HIV-HBV co-infected women exhibit a degree of immune escape. One in six HBV-infected pregnant women, irrespective of HIV status is HBeAg seropositive. HBV immunization of newborns in sub-Saharan Africa should be implemented.

摘要

目的

持续性乙型肝炎病毒(HBV)感染是撒哈拉以南非洲地区发病率和死亡率的主要原因。HIV 流行有可能影响其生物学特性。在 HIV 出现之前建立的免疫接种方案是基于主要通过水平传播感染婴儿的数据。本研究旨在确定 HIV 合并感染是否会通过增加感染性和有利于携带表型改变的 HBsAg 的病毒逃逸来改变 HBV 的流行病学。

方法

这项回顾性横断面研究使用了南非西开普省 2008 年产前哨点 HIV 和梅毒患病率调查中的产前样本。所有感染 HIV 的女性均按年龄和种族与未感染 HIV 的女性相匹配。对 HBV 和 HDV 感染的血清学标志物进行检测。进行 HBV 病毒载量、测序和基因分型。使用 Luminex 技术确定 HBsAg 表型。

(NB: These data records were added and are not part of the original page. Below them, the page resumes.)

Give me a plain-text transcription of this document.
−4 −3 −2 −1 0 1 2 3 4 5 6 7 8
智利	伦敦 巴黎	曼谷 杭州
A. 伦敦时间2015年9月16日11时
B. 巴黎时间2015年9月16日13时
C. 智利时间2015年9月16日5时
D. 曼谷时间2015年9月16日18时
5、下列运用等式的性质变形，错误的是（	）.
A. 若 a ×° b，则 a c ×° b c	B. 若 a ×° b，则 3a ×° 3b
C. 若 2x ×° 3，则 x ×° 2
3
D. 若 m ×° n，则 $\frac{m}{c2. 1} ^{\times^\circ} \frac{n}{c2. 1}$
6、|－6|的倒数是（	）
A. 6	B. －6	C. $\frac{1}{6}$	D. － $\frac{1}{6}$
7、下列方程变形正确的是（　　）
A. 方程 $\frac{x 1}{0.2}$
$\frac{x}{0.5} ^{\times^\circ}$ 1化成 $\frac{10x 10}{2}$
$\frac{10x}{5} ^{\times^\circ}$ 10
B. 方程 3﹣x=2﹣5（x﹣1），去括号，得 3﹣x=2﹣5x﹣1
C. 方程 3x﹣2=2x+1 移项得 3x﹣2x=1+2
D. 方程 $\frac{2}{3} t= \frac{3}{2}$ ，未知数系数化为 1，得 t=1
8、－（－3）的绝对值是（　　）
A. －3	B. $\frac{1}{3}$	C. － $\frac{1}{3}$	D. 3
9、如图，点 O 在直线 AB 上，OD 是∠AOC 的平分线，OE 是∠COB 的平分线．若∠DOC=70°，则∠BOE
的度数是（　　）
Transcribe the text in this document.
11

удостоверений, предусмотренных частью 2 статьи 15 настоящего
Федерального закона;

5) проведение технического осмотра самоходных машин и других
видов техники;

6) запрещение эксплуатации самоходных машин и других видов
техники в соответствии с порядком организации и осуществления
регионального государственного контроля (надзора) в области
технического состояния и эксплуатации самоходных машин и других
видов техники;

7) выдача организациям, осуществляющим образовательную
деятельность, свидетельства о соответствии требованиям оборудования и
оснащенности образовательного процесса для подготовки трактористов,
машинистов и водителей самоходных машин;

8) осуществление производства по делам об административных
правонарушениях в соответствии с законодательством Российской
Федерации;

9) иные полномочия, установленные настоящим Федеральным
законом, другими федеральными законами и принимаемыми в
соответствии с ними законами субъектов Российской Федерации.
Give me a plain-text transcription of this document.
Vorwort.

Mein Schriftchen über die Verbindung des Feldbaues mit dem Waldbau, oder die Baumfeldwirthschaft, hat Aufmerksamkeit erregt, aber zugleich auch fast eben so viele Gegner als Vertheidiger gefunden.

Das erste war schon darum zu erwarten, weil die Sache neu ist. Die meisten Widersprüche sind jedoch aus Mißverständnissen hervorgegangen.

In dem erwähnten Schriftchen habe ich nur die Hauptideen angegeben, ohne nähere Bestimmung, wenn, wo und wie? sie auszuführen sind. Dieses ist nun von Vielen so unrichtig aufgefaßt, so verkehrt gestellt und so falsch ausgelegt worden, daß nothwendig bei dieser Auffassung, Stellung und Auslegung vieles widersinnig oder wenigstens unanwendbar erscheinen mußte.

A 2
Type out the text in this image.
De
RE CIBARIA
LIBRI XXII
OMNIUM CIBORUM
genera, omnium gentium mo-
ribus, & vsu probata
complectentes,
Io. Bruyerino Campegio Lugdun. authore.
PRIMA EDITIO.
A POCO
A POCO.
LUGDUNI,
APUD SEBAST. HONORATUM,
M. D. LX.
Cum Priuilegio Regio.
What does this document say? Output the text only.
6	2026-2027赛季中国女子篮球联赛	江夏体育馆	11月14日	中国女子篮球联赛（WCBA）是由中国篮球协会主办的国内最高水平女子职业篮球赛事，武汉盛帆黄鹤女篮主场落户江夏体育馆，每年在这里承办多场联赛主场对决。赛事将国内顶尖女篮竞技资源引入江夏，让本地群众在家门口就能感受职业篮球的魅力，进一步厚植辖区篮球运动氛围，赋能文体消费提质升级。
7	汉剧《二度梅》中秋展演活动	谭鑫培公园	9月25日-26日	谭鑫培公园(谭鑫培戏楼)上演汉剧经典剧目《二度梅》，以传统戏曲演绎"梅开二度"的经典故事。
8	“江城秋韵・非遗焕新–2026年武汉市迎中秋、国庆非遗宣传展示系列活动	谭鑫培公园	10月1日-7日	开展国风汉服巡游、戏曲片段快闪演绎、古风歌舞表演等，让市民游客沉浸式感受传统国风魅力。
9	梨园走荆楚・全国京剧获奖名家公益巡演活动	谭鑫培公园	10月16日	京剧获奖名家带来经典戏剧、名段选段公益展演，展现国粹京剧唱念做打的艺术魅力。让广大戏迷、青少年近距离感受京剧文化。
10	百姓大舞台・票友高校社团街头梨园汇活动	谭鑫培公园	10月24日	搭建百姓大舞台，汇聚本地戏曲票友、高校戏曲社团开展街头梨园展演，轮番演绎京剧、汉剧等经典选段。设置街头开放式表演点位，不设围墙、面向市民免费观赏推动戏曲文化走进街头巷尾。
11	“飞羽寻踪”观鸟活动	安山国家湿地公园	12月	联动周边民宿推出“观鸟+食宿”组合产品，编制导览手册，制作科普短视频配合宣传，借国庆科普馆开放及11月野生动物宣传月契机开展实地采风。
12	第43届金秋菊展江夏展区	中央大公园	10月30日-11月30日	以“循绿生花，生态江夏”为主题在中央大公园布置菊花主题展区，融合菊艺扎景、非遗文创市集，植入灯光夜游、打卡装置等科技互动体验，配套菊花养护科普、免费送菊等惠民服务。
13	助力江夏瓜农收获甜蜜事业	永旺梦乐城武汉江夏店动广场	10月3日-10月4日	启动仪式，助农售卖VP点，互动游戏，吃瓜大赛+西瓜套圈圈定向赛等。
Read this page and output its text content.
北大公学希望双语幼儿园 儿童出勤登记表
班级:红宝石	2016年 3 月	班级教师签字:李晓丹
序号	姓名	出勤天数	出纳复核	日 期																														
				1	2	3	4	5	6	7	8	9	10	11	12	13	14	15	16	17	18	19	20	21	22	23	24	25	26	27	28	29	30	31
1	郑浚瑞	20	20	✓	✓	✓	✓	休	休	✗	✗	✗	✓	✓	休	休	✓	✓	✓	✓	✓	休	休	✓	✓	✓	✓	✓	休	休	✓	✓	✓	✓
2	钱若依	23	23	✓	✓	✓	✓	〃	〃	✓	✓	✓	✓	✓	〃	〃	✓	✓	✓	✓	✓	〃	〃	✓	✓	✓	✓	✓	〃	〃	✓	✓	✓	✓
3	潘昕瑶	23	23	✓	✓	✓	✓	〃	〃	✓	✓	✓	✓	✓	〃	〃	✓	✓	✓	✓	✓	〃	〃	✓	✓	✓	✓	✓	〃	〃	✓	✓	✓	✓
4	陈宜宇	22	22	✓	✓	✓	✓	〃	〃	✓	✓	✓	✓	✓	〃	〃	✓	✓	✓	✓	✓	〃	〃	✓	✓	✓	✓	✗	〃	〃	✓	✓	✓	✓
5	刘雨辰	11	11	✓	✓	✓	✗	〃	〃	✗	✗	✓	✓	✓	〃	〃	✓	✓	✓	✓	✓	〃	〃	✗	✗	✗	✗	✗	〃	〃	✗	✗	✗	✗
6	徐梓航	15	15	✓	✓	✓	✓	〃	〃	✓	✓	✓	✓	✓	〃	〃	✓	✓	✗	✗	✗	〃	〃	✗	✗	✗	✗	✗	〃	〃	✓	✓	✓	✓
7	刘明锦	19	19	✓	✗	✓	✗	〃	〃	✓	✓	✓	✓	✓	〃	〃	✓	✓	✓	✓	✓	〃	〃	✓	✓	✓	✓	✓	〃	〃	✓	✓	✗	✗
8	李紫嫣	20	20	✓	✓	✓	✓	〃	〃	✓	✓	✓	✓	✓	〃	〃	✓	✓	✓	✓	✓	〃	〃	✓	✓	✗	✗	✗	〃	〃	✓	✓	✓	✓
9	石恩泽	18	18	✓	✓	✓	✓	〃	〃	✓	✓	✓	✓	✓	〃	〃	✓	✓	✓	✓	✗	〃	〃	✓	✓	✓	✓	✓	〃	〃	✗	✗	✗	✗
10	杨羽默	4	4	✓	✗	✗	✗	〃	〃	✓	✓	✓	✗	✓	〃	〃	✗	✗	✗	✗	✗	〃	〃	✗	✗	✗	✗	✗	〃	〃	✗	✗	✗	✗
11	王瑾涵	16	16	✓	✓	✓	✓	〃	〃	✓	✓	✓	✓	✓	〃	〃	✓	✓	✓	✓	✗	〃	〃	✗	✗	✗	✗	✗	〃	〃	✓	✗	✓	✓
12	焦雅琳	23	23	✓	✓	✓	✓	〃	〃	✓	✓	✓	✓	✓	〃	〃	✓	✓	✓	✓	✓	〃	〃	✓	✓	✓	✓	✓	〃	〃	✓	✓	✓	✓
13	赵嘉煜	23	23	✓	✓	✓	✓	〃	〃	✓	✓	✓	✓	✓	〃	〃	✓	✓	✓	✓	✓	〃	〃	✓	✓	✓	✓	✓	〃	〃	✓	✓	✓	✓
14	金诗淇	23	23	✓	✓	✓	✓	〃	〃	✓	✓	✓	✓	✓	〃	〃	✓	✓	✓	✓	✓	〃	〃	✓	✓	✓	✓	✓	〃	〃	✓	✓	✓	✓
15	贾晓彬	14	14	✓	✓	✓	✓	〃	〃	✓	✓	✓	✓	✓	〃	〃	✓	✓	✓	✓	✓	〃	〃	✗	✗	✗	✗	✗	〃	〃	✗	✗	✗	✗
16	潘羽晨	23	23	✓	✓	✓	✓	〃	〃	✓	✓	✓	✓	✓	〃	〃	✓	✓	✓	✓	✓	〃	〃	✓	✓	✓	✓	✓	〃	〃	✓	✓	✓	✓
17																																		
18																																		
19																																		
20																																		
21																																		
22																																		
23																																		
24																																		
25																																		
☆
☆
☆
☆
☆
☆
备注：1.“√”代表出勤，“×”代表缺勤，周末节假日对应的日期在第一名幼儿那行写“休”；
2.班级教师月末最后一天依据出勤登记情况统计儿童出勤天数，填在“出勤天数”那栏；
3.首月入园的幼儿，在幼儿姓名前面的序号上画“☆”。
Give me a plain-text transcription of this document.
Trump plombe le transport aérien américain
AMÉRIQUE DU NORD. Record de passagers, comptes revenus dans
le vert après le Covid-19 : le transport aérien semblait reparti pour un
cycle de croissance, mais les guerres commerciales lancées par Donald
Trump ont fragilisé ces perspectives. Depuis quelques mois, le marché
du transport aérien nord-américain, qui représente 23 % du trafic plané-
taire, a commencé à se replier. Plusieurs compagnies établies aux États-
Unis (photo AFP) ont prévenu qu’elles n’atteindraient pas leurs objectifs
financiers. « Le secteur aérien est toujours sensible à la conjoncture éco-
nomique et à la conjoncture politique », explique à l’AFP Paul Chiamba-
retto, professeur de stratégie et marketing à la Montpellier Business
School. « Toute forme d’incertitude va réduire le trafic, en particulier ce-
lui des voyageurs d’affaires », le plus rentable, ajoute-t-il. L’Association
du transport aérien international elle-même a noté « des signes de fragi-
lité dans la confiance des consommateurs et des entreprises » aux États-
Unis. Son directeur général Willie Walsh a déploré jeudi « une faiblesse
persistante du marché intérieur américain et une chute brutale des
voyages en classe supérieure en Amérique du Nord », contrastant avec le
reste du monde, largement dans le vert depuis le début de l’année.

通过质谱法检测所有感染 HIV 女性的样本中是否存在抗逆转录病毒药物的痕迹。

结果

本研究表明,HIV 感染女性中 HBV 免疫控制丧失的趋势,有 3.4%的样本含有 HBsAg,18.9%的样本含有 HBeAg。相比之下,未感染 HIV 的女性中有 2.9%的样本含有 HBsAg,17.1%的样本含有 HBeAg。HIV 感染组的 HBV 载量中位数为 9.72×10(7)IU/ml,未感染 HIV 的组为 1.19×10(6)IU/ml。基因分型显示,68 个样本中有 63 个属于基因型 A,其余为基因型 D。在 HIV 感染和未感染组中分别在 35%和 33%的样本中发现前核心区突变。虽然没有发现主要的表位消融,但在 HIV 感染组中发现了 HBsAg 谱的明显变化。未检测到 HDV 感染。

结论

HIV-HBV 合并感染的女性表现出一定程度的免疫逃逸。无论 HIV 状态如何,每 6 个感染 HBV 的孕妇中就有 1 个 HBeAg 呈阳性。应在撒哈拉以南非洲地区实施新生儿乙肝疫苗接种。